Department of Chest Diseases, Karadeniz Technical University School of Medicine, Trabzon, Turkey.
Respir Care. 2011 Jul;56(7):1002-8. doi: 10.4187/respcare.01007. Epub 2011 Feb 21.
Mortality is high among patients admitted to intensive care units (ICUs). Several prognostic markers have been described in such patients, but the literature contains no data comparing C-reactive protein (CRP) and cardiac troponin T (cTn-T), nor of a combination of CRP and cTn-T in the same patient group in the ICU.
This was a retrospective electronic data review of patients who presented to the emergency department for respiratory reasons between December 2007 and December 2009 and in whom CRP and cTn-T levels were measured. Patients with a diagnosis of pulmonary embolism and acute coronary syndrome were excluded. We recorded demographics, chronic diseases, admission diagnosis, Simplified Acute Physiology Score II (SAPS II), ICU stay, and CRP and cTn-T concentrations.
We included the records of 158 patients. Mean ICU stay was 9.9 days (range 1-65 d), and mean hospital stay was 14.1 days (range 1-72 d). For predicting mortality, receiver operating characteristic analysis gave a CRP cutoff value of ≥ 10 mg/dL, and a CTn-T cutoff value of ≥ 0.01 ng/mL. For CRP the mortality area under the curve was 0.691 (95% CI 0.608-0.775), the sensitivity was 65%, and the specificity was 70%. For cTn-T the mortality area under the curve was 0.733 (95% CI 0.655-0.812), the sensitivity was 78%, and the specificity was 56%. Of the patients who died, 65% had CRP ≥ 10 mg/dL and 78% had cTn-T ≥ 0.01 ng/mL. On multivariable regression analysis, CRP ≥ 10 mg/dL was associated with 6.6-fold higher (95% CI 1.7-21.3) ICU mortality. There was no advantage for models that combined CRP and cTn-T. CRP alone was more valuable in predicting ICU mortality than in combination with troponin or SAPS II.
Elevated CRP is an independent early prognostic marker of mortality risk in ICU patients. We suspect that a CRP-based prognosis strategy may be useful.
入住重症监护病房(ICU)的患者死亡率较高。

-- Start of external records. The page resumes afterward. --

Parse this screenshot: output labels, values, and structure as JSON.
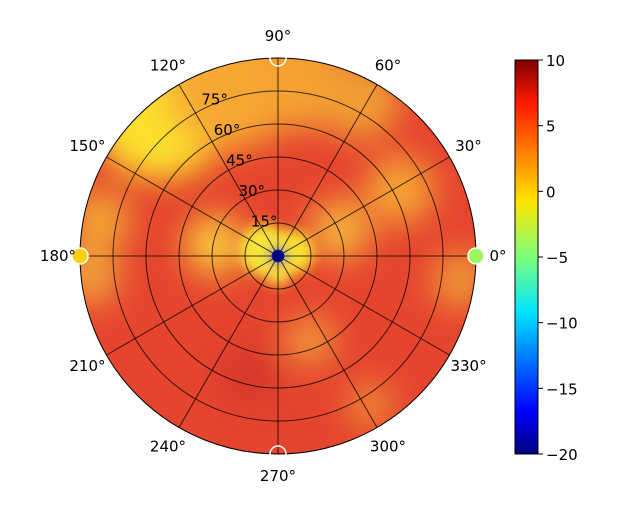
{
  "chart_data": {
    "type": "heatmap",
    "projection": "polar",
    "angular_tick_labels": [
      "0°",
      "30°",
      "60°",
      "90°",
      "120°",
      "150°",
      "180°",
      "210°",
      "240°",
      "270°",
      "300°",
      "330°"
    ],
    "angular_ticks_deg": [
      0,
      30,
      60,
      90,
      120,
      150,
      180,
      210,
      240,
      270,
      300,
      330
    ],
    "radial_tick_labels": [
      "15°",
      "30°",
      "45°",
      "60°",
      "75°"
    ],
    "radial_ticks": [
      15,
      30,
      45,
      60,
      75
    ],
    "radial_range": [
      0,
      90
    ],
    "grid": true,
    "colormap": "jet-like (dark blue → blue → cyan → green → yellow → orange → red → dark red)",
    "colorbar": {
      "range": [
        -20,
        10
      ],
      "tick_labels": [
        "10",
        "5",
        "0",
        "−5",
        "−10",
        "−15",
        "−20"
      ],
      "ticks": [
        10,
        5,
        0,
        -5,
        -10,
        -15,
        -20
      ],
      "placement": "right"
    },
    "markers": [
      {
        "angle_deg": 0,
        "radius": 90,
        "value": -4
      },
      {
        "angle_deg": 180,
        "radius": 90,
        "value": 0
      },
      {
        "angle_deg": 90,
        "radius": 90,
        "value": 10,
        "style": "open"
      },
      {
        "angle_deg": 270,
        "radius": 90,
        "value": 10,
        "style": "open"
      },
      {
        "angle_deg": 0,
        "radius": 0,
        "value": -20
      }
    ],
    "field_description": "Mostly red (≈5) across the dish; yellow (≈0–2) core near zenith; warm yellow/orange lobes toward 100°–150° at the rim and along the 20°–40° / 160°–200° bands; dark blue spot at centre.",
    "field_samples": [
      {
        "angle_deg": 0,
        "radius": 0,
        "value": -20
      },
      {
        "angle_deg": 0,
        "radius": 10,
        "value": 1
      },
      {
        "angle_deg": 90,
        "radius": 10,
        "value": 2
      },
      {
        "angle_deg": 180,
        "radius": 15,
        "value": 0
      },
      {
        "angle_deg": 270,
        "radius": 15,
        "value": 3
      },
      {
        "angle_deg": 130,
        "radius": 85,
        "value": 0
      },
      {
        "angle_deg": 90,
        "radius": 70,
        "value": 3
      },
      {
        "angle_deg": 40,
        "radius": 50,
        "value": 3
      },
      {
        "angle_deg": 180,
        "radius": 90,
        "value": 1
      },
      {
        "angle_deg": 250,
        "radius": 60,
        "value": 7
      },
      {
        "angle_deg": 320,
        "radius": 80,
        "value": 5
      }
    ]
  }
}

在这些患者中已经描述了几种预后标志物,但文献中尚无比较 C 反应蛋白(CRP)和心脏肌钙蛋白 T(cTn-T)的数据,也没有 CRP 和 cTn-T 在同一 ICU 患者组中的联合数据。
这是一项回顾性电子数据分析,纳入了 2007 年 12 月至 2009 年 12 月期间因呼吸系统原因就诊于急诊科的患者,并测量了 CRP 和 cTn-T 水平。排除了患有肺栓塞和急性冠状动脉综合征的患者。我们记录了人口统计学数据、慢性疾病、入院诊断、简化急性生理学评分 II(SAPS II)、入住 ICU 时间以及 CRP 和 cTn-T 浓度。

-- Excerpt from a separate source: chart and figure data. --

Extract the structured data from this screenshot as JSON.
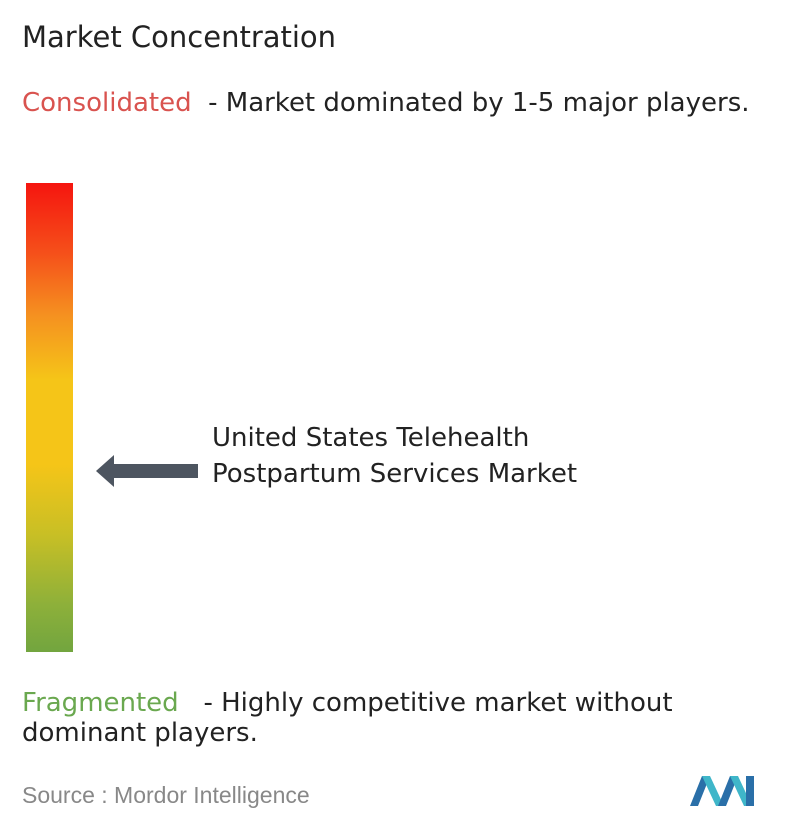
{
  "title": "Market Concentration",
  "consolidated": {
    "label": "Consolidated",
    "description": "- Market dominated by 1-5 major players."
  },
  "marker": {
    "label": "United States Telehealth Postpartum Services Market"
  },
  "fragmented": {
    "label": "Fragmented",
    "description": "- Highly competitive market without dominant players."
  },
  "source": {
    "label": "Source :",
    "name": "Mordor Intelligence"
  }
}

我们纳入了 158 例患者的记录。平均 ICU 入住时间为 9.9 天(范围 1-65 天),平均住院时间为 14.1 天(范围 1-72 天)。对于预测死亡率,接受者操作特征分析得出 CRP 截断值≥10mg/dL,cTn-T 截断值≥0.01ng/mL。对于 CRP,死亡率的曲线下面积为 0.691(95%CI 0.608-0.775),灵敏度为 65%,特异性为 70%。对于 cTn-T,死亡率的曲线下面积为 0.733(95%CI 0.655-0.812),灵敏度为 78%,特异性为 56%。在死亡的患者中,65%的 CRP≥10mg/dL,78%的 cTn-T≥0.01ng/mL。多变量回归分析显示,CRP≥10mg/dL 与 ICU 死亡率增加 6.6 倍(95%CI 1.7-21.3)相关。CRP 和 cTn-T 联合模型并没有优势。CRP 单独预测 ICU 死亡率的价值高于与肌钙蛋白或 SAPS II 联合预测。
升高的 CRP 是 ICU 患者死亡率的独立早期预后标志物。我们怀疑基于 CRP 的预后策略可能有用。